Diabetics can expect a whole lot more than just insulin and bad news at the Madras Medical College’s Institute of Diabetology — they can now expect a ‘safe’ pair of slippers. In addition to the free diabetic centre that helps over 1000 people on a daily basis, the State-run hospital has also started a diabetic Foot Care Clinic, to reduce the incidence of amputations among diabetics. India has an already huge diabetes burden with an alarming 30-50 pc of the population falling in the pre-diabetes category. As much as 15 pc of the overall population is said to be suffering with diabetes.

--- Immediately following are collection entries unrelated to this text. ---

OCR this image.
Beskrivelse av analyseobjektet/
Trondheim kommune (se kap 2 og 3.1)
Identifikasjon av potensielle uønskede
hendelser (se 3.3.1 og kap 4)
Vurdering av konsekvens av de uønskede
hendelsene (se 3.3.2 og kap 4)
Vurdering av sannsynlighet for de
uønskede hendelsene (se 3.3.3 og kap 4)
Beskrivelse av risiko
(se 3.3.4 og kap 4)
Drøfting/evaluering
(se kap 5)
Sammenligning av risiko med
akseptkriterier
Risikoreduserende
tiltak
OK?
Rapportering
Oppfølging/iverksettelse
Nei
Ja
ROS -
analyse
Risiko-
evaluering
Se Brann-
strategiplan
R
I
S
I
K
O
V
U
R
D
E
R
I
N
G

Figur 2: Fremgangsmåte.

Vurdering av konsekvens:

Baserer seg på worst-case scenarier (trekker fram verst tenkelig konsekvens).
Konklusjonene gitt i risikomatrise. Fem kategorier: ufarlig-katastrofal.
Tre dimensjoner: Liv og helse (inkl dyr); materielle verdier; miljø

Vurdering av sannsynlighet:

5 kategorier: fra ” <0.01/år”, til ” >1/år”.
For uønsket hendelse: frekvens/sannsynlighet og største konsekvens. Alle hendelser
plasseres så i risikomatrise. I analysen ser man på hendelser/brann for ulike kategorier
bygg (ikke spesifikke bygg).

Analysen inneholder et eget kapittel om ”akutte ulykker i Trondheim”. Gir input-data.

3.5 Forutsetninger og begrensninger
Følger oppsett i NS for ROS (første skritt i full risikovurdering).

“Diabetics have a very high incidence of getting foot ulcers and injuries in the foot while walking. Whether or not this may grow infectious, there is a distinct possibility that they do not realize they have sustained an injury and so they do not tend to it. It may eventually lead to gangrene and in a worst case scenario, the person may lose the entire foot,” said Dr V Kanagasabai, Dean of MMC. To stem the rot from the foot into the body, this free clinic has been started and was inaugurated by Mayor Saidai S Duraisamy on Monday.
Earlier, in a study, noted diabetologist Dr Vijay Viswanathan had recorded that the incidence of diabetics developing problems with their foot leading to amputation was uniform, whether the person was based in a rural or urban setting, “This just shows that the risk of developing a problem in the foot and even getting it amputated is as much for a person in Chennai city as it is for a farmer in the rural South,” said Dr Viswanathan, when he released the study, a year ago. That was the reason why Dr Vijay Viswanathan’s hospital in Royapuram as well as Dr V Mohan’s Diabetes Care Centres offer specially made podiatric footwear to keep the feet of diabetics safe.
Podiatric care or the study of lower limbs, below the knee, has been an area of specialty that most diabetologists have laid emphasis on. “We will have trained specialists suggesting what kind of special footwear patients will need to ensure their feet are safe,” said Dr Kanagasabai.